9 pembelajaran adalah lembar observasi aktivitas guru, serta dinyatakan dalam persentase keterlaksanaan model pembelajaran berbasis masalah. 2. Keterampilan Proses Sains adalah suatu keterampilan ilmiah yang banyak melibatkan keterampilan kognitif atau intelektual, manual, dan sosial. Aspek-aspek yang terdapat dalam keterampilan proses sains meliputi : melakukan pengamatan (observasi), interpretasi, berkomunikasi, berhipotesis dan merencanakan percobaan. kemampuan keterampilan proses sains diukur dengan pretes dan postes, instrumen yang digunakan yaitu tes berupa soal essai dan dinyatakan dengan skor gain ternormalisasi. 3. Hasil Belajar adalah hasil tes belajar aspek kognitif berdasarkan taksonomi Bloom (Suharsimi Arikunto, 2008 : 117) diantaranya aspek pemahaman (C 2 ), penerapan (C 3 ), dan analisis (C 4 ) untuk pokok bahasan kalor.
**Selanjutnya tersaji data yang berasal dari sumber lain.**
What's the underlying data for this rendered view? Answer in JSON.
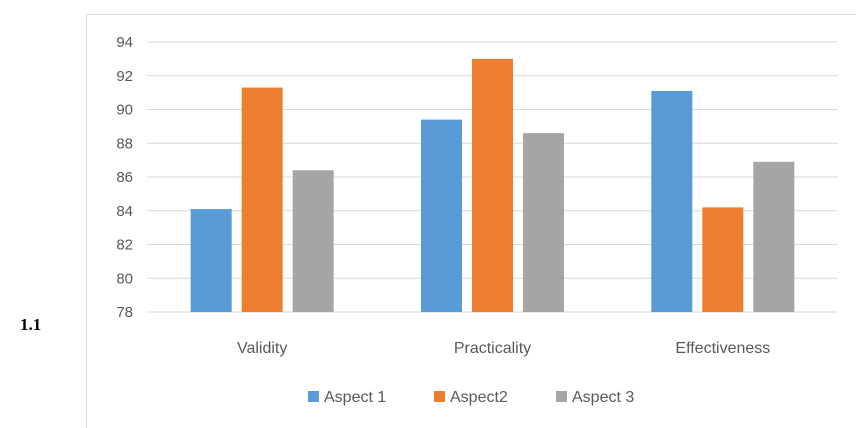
{
  "side_label": "1.1",
  "colors": {
    "series_1": "#5b9bd5",
    "series_2": "#ed7d31",
    "series_3": "#a5a5a5",
    "grid": "#d9d9d9",
    "text": "#595959"
  },
  "chart_data": {
    "type": "bar",
    "title": "",
    "xlabel": "",
    "ylabel": "",
    "categories": [
      "Validity",
      "Practicality",
      "Effectiveness"
    ],
    "series": [
      {
        "name": "Aspect 1",
        "values": [
          84.1,
          89.4,
          91.1
        ]
      },
      {
        "name": "Aspect2",
        "values": [
          91.3,
          93.0,
          84.2
        ]
      },
      {
        "name": "Aspect 3",
        "values": [
          86.4,
          88.6,
          86.9
        ]
      }
    ],
    "ylim": [
      78,
      94
    ],
    "yticks": [
      78,
      80,
      82,
      84,
      86,
      88,
      90,
      92,
      94
    ],
    "grid": true,
    "legend_position": "bottom"
  }
}
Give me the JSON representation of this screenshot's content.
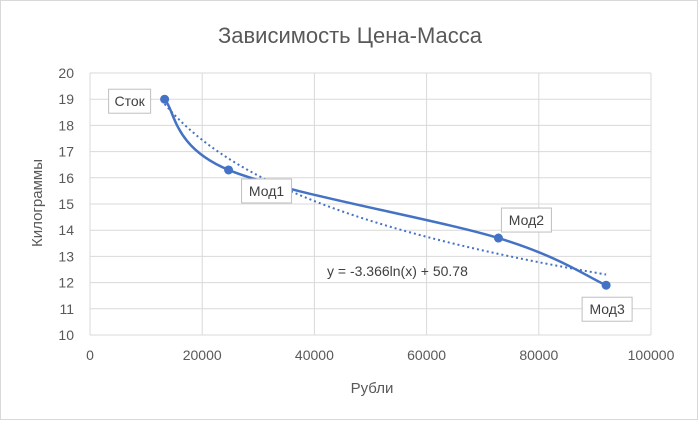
{
  "chart_data": {
    "type": "scatter",
    "title": "Зависимость Цена-Масса",
    "xlabel": "Рубли",
    "ylabel": "Килограммы",
    "xlim": [
      0,
      100000
    ],
    "ylim": [
      10,
      20
    ],
    "x_ticks": [
      "0",
      "20000",
      "40000",
      "60000",
      "80000",
      "100000"
    ],
    "y_ticks": [
      "10",
      "11",
      "12",
      "13",
      "14",
      "15",
      "16",
      "17",
      "18",
      "19",
      "20"
    ],
    "grid": true,
    "colors": {
      "series": "#4472c4",
      "grid": "#d9d9d9",
      "text": "#595959"
    },
    "points": [
      {
        "label": "Сток",
        "x": 13300,
        "y": 19.0
      },
      {
        "label": "Мод1",
        "x": 24700,
        "y": 16.3
      },
      {
        "label": "Мод2",
        "x": 72800,
        "y": 13.7
      },
      {
        "label": "Мод3",
        "x": 92000,
        "y": 11.9
      }
    ],
    "trendline": {
      "type": "logarithmic",
      "a": -3.366,
      "b": 50.78,
      "equation": "y = -3.366ln(x) + 50.78"
    }
  }
}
Hasil belajar diukur melalui pretes dan postes, instrumen yang digunakan yaitu tes berupa soal essai dan dinyatakan dengan skor gain ternormalisasi. 1.6 Tujuan Penelitian Adapun tujuan penelitian berdasarkan rumusan masalah diatas adalah sebagai berikut: 1. Mengetahui peningkatan kemampuan keterampilan proses sains dalam pembelajaran fisika setelah diterapkan model pembelajaran berbasis masalah

10 2. Mengetahui peningkatan tiap aspek keterampilan proses sains dalam pembelajaran fisika setelah diterapkan model pembelajaran berbasis masalah 3. Mengetahui peningkatan hasil belajar siswa setelah diterapkan model pembelajaran berbasis masalah 4. Mengetahui peningkatan tiap aspek hasil belajar dalam pembelajaran fisika setelah diterapkan model pembelajaran berbasis masalah 1.7 Manfaat Hasil penelitian ini diharapkan dapat menjadi bukti empiris tentang pengaruh positif penggunaan model pembelajaran berbasis masalah terhadap peningkatan keterampilan proses sains dan hasil belajar siswa, yang nantinya dapat memperkaya hasil penelitian sejenis dan dapat digunakan oleh pihak yang berkepentingan, seperti guru, lembaga-lembaga pendidikan dan para peneliti.